Desde la óptica estatal, el trabajo se desarrolla en relación de dependencia o de forma autónoma, no existiendo reconocimiento jurídico adecuado para quien realiza su trabajo como asociada o asociado a una cooperativa de trabajo, quedando encuadradas/os dentro del Régimen Simplificado para Pequeños Contribuyentes o Monotributo.

Si tuviéramos que pensar por donde arrancar a modificar este panorama, deberíamos tener presente que al día de hoy el único registro de personas que integran una cooperativa de trabajo es un libro en formato físico que posee cada entidad.
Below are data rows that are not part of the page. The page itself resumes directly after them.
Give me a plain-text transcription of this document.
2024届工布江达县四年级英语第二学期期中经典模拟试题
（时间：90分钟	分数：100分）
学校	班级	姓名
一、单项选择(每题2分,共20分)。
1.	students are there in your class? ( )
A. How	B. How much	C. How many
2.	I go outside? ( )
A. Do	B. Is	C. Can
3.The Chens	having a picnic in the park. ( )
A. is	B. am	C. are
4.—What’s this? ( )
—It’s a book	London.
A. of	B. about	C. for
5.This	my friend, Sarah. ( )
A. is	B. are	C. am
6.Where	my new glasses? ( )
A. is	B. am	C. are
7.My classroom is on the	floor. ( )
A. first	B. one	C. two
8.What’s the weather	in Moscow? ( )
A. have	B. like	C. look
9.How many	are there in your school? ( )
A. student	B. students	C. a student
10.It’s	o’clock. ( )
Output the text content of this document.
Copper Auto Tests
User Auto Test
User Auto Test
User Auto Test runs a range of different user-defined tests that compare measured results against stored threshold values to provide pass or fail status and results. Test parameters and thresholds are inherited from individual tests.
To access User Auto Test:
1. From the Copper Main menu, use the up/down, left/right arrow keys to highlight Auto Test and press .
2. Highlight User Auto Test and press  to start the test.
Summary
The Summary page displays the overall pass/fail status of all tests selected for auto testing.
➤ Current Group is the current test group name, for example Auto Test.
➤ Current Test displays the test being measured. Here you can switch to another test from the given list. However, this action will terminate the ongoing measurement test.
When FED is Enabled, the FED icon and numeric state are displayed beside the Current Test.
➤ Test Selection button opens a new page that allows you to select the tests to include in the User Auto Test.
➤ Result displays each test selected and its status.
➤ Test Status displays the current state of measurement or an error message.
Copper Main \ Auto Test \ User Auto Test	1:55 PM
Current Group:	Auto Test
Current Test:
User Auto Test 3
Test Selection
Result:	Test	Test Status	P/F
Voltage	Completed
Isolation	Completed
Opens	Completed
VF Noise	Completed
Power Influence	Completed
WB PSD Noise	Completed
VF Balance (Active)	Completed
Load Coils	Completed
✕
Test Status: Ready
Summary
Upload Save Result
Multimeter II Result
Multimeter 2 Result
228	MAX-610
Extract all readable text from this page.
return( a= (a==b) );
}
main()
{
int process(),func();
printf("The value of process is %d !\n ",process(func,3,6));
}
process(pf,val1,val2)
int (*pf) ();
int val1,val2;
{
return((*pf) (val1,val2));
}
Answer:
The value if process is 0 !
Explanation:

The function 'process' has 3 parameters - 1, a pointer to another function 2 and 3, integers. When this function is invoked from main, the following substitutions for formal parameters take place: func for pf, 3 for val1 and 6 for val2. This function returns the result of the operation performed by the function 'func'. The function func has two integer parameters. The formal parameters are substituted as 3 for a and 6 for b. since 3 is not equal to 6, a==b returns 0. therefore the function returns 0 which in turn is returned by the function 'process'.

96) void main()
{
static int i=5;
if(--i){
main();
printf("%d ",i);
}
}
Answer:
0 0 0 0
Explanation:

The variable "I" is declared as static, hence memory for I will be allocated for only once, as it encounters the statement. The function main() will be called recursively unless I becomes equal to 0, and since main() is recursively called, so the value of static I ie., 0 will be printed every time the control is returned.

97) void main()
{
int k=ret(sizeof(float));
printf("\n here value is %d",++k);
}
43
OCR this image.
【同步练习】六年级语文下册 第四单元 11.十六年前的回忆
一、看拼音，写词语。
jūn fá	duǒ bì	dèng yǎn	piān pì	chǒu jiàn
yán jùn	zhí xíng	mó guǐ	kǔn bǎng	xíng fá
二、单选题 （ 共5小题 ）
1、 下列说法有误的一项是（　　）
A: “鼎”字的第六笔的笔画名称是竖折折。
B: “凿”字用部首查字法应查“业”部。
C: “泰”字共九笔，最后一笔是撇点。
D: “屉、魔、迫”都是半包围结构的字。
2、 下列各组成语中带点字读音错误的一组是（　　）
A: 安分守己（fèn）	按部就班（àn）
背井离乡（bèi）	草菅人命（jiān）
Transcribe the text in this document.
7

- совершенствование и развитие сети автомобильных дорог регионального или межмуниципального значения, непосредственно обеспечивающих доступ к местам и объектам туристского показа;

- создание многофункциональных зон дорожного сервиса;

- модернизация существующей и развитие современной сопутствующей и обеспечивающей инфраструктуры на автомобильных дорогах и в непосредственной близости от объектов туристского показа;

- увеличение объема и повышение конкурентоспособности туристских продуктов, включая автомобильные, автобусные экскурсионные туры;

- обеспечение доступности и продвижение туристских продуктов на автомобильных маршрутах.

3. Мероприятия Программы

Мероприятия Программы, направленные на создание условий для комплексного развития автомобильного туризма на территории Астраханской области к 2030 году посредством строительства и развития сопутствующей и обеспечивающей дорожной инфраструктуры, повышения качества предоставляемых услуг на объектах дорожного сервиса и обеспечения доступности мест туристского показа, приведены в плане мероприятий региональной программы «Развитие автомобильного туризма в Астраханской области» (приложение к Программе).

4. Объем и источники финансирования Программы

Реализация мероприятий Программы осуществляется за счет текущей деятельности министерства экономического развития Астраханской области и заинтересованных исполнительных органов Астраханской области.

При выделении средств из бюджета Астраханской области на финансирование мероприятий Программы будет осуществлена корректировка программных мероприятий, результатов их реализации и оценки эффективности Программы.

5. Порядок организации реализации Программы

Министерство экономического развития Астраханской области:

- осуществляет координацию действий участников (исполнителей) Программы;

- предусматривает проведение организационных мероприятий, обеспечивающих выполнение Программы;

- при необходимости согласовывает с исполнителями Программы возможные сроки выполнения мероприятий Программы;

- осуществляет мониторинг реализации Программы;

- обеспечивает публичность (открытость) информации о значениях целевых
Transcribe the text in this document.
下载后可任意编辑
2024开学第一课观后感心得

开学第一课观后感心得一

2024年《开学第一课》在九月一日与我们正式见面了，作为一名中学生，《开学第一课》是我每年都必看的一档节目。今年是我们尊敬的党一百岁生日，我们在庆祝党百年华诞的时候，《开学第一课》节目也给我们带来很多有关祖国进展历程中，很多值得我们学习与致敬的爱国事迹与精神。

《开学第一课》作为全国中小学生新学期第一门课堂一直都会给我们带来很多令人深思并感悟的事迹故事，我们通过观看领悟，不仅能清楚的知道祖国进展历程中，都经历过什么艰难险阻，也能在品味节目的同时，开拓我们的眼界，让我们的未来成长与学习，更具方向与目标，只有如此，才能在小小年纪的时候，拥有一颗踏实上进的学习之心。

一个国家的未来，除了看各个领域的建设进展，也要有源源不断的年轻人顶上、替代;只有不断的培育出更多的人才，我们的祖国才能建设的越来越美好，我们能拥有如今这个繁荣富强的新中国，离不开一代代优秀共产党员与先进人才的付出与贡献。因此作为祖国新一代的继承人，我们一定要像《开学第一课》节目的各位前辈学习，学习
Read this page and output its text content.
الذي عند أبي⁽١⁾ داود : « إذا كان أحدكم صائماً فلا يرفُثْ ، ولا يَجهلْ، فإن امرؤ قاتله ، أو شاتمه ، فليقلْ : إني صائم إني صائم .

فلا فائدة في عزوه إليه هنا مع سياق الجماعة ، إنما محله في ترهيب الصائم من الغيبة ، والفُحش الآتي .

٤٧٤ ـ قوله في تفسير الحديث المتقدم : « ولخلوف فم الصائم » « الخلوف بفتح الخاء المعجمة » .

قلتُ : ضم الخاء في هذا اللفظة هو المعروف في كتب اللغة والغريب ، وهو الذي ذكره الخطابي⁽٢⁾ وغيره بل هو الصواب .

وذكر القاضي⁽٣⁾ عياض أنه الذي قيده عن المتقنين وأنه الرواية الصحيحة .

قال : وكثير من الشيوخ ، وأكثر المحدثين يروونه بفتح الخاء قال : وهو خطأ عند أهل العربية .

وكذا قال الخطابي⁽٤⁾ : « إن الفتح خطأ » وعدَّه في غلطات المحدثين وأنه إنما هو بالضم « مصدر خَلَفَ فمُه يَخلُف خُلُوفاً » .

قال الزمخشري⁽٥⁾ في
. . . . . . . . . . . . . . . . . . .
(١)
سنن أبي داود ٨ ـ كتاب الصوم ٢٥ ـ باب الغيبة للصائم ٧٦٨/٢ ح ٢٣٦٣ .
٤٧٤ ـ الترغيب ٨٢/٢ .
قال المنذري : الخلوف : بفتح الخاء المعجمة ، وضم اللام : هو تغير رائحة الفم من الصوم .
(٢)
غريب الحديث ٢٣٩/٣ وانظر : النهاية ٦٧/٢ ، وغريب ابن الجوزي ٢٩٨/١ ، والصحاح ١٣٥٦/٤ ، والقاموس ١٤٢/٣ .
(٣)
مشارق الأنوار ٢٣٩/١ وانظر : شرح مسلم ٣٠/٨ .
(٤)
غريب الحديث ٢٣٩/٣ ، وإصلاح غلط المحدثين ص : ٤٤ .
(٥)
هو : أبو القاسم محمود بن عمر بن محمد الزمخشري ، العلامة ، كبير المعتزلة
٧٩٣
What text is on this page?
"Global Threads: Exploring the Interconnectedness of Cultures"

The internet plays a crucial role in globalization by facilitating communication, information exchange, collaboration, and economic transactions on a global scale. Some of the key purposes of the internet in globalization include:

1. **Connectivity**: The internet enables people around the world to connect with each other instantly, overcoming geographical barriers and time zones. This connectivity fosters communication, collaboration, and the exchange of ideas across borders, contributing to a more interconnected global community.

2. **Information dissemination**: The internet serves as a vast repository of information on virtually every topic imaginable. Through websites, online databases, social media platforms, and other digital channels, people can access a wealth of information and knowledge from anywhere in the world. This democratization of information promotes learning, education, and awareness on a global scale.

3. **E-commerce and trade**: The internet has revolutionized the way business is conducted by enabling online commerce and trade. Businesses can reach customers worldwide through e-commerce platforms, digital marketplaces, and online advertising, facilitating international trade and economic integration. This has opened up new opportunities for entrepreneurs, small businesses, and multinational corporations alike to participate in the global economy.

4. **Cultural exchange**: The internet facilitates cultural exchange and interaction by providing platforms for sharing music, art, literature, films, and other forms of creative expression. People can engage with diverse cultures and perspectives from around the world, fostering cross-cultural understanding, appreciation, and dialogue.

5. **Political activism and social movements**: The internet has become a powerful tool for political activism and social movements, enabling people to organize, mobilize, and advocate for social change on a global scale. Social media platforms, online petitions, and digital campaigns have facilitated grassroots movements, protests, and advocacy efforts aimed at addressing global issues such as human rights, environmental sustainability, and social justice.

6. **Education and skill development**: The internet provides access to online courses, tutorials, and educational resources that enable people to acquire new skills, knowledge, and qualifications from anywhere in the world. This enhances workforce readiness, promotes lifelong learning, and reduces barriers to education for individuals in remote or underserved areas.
Esto tiene dos implicancias: que sólo la propia cooperativa conoce quiénes integran su entidad en un momento determinado, es decir que el INAES, otros órganos estatales, bancos, etc., no lo saben y deben requerir copia del Registro; y que no se cuenta con una estadística oficial que permita conocer cuántas personas integran las entidades de la economía social, y en particular, cuántas personas trabajan de forma autogestionada integrando una cooperativa de trabajo.

Estas dificultades afectan la transparencia, entendiendo ésta como la capacidad de fiscalización por parte del Estado, pero también como la posibilidad de diseñar efectivas políticas de promoción, ya que no se conoce siquiera la magnitud de la población objetivo.

En este momento que volvemos a tener indicadores de actividad económica similares al 2001, hay que recordar que las Cooperativas han jugado un papel fundamental haciendo frente a las crisis, dado que son la herramienta que supieron construir las/os trabajadoras/es que buscaron asociarse para solucionar su fuente de trabajo. El Estado debiera tener en cuenta que todo peso que se invierta en promoción, las Cooperativas de Trabajo lo traducen en actividad económica, dado que forma parte de su objeto y hasta poseen limitada por ley la especulación financiera.